Même cause, mêmes effets pour les pensions civiles des fonctionnaires détachés. On peut réduire leur nombre - mais nous sommes à la limite du nombre d'enseignants titulaires, surtout dans le primaire, au risque de baisse du niveau dans les pays non francophones. La dotation de l'AEFE ne couvre pas le coût des cotisations sociales, l'agence évalue à 24 % les ressources propres à trouver mais elle n'en a pas d'autre que les frais de scolarité : comment éviter qu'ils montent de 50 % en quelques années ? La demande de bourses va « déraper » comme dit le rapport Colot-Joissains.
Quelles seront les modalités de la mise en place de l'Institut français et CampusFrance, en particulier celles de sa tutelle ?

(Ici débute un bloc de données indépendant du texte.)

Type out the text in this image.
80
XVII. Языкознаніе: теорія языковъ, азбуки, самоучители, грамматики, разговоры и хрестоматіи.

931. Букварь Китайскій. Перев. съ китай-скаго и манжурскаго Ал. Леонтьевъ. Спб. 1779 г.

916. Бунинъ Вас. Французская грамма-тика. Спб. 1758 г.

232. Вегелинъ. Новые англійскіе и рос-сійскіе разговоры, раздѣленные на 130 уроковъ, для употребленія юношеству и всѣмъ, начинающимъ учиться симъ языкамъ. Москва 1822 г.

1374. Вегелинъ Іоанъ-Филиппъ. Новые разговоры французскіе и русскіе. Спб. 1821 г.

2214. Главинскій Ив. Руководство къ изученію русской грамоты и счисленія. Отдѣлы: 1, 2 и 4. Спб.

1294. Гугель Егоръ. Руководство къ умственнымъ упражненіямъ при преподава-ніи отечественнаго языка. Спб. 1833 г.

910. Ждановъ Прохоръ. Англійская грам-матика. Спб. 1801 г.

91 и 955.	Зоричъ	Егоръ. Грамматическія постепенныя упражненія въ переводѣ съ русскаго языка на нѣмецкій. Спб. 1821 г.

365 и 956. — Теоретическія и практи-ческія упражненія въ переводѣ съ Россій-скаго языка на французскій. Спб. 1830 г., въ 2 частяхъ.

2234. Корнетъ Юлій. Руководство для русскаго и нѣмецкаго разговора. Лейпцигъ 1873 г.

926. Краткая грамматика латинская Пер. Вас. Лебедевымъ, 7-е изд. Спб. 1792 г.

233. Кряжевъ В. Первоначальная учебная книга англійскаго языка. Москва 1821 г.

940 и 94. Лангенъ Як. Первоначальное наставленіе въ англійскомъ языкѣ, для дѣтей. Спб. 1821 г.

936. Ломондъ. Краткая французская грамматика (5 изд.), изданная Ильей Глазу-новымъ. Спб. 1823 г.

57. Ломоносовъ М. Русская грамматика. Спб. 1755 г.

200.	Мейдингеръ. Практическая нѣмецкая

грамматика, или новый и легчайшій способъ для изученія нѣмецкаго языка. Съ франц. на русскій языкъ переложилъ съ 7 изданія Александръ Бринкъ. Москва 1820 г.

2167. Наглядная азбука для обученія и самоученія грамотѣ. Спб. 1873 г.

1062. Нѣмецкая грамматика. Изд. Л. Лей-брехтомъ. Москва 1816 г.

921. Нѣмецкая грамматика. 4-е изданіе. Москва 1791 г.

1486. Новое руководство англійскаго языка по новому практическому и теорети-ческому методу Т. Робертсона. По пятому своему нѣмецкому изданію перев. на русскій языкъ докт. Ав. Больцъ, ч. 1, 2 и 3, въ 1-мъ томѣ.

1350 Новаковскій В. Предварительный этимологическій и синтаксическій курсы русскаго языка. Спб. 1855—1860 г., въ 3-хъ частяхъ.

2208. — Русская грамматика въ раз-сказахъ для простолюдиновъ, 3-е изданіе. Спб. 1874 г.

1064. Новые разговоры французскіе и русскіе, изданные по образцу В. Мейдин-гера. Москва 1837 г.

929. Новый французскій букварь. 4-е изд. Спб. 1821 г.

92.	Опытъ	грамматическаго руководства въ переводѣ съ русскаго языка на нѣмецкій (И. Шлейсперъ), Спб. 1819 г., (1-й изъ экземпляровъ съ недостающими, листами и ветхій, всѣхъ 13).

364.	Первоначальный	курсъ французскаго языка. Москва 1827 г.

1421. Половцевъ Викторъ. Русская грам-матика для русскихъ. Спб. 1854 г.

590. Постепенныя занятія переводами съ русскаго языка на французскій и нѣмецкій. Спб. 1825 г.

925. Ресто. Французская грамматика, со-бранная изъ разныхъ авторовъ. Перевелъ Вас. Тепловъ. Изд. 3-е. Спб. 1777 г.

La mondialisation de l'enseignement supérieur est un enjeu essentiel pour le rayonnement et l'influence d'un pays, et la France parvient à maintenir sa troisième place mondiale, qu'elle conforte avec une progression régulière de 220 000 étudiants en 2003 à 270 000 alors que l'Allemagne enregistre un recul. Campus France sera un acteur considérable de diffusion de notre culture, malgré les incompréhensions résultant parfois de la fragmentation entre universités et grandes écoles.
Nous entendons bien stabiliser le nombre de bourses et les postes qui ne s'y conformeraient seront sanctionnés par une diminution des crédits l'année suivante, jusqu'au double du montant...La ressource ne vient pas seulement du budget du MAEE, universités et écoles mènent leurs propres actions. L'important c'est la présence d'une « équipe France ». Campus France sera ainsi le grand opérateur, avec un seul guichet, notamment grâce à la fusion du CNOUS international et d'Egide, ce qui est un énorme progrès.
Le budget de l'AEFE est suffisant pour 2011, mais vous avez raison de dire qu'il faudra trouver des solutions pour 2012 : le maintien des 420 millions cette année est une très bonne nouvelle, cette enveloppe garantit de passer l'année 2011 sans encombre. Au-delà, nous devons trouver un modèle soutenable. L'audit RGPP a souligné l'importance de la place des familles et je ne crois pas injuste de les faire participer, dès lors que des bourses aident celles qui en ont besoin. L'enseignement du français à l'étranger se réforme, il démontre une très grande vitalité et nous continuerons de l'accompagner.
S'agissant de Campus France, le décret est rédigé et l'ambassadeur Pierre Buhler en a été désigné le préfigurateur. Nous pensons comme vous que la triple tutelle n'est pas une bonne solution, ne serait-ce que par souci d'efficacité. Nous l'avons fait savoir et je crois que le Premier ministre le pense aussi. Le rattachement du service international du CNOUS se fera d'ici la fin 2011. Les inspections générales des deux ministères préparent un rapport, la lettre de mission est partie. Nous regardons à être le plus efficace possible.
Par ses rapporteurs ; nous vous envoyons tous les rapports d'évaluation, le programme pour 2011 va vous être transmis, notamment tout ce que nous faisons à partir des indicateurs ; nous sommes prêts à travailler avec un groupe de spécialistes si vous le constituez.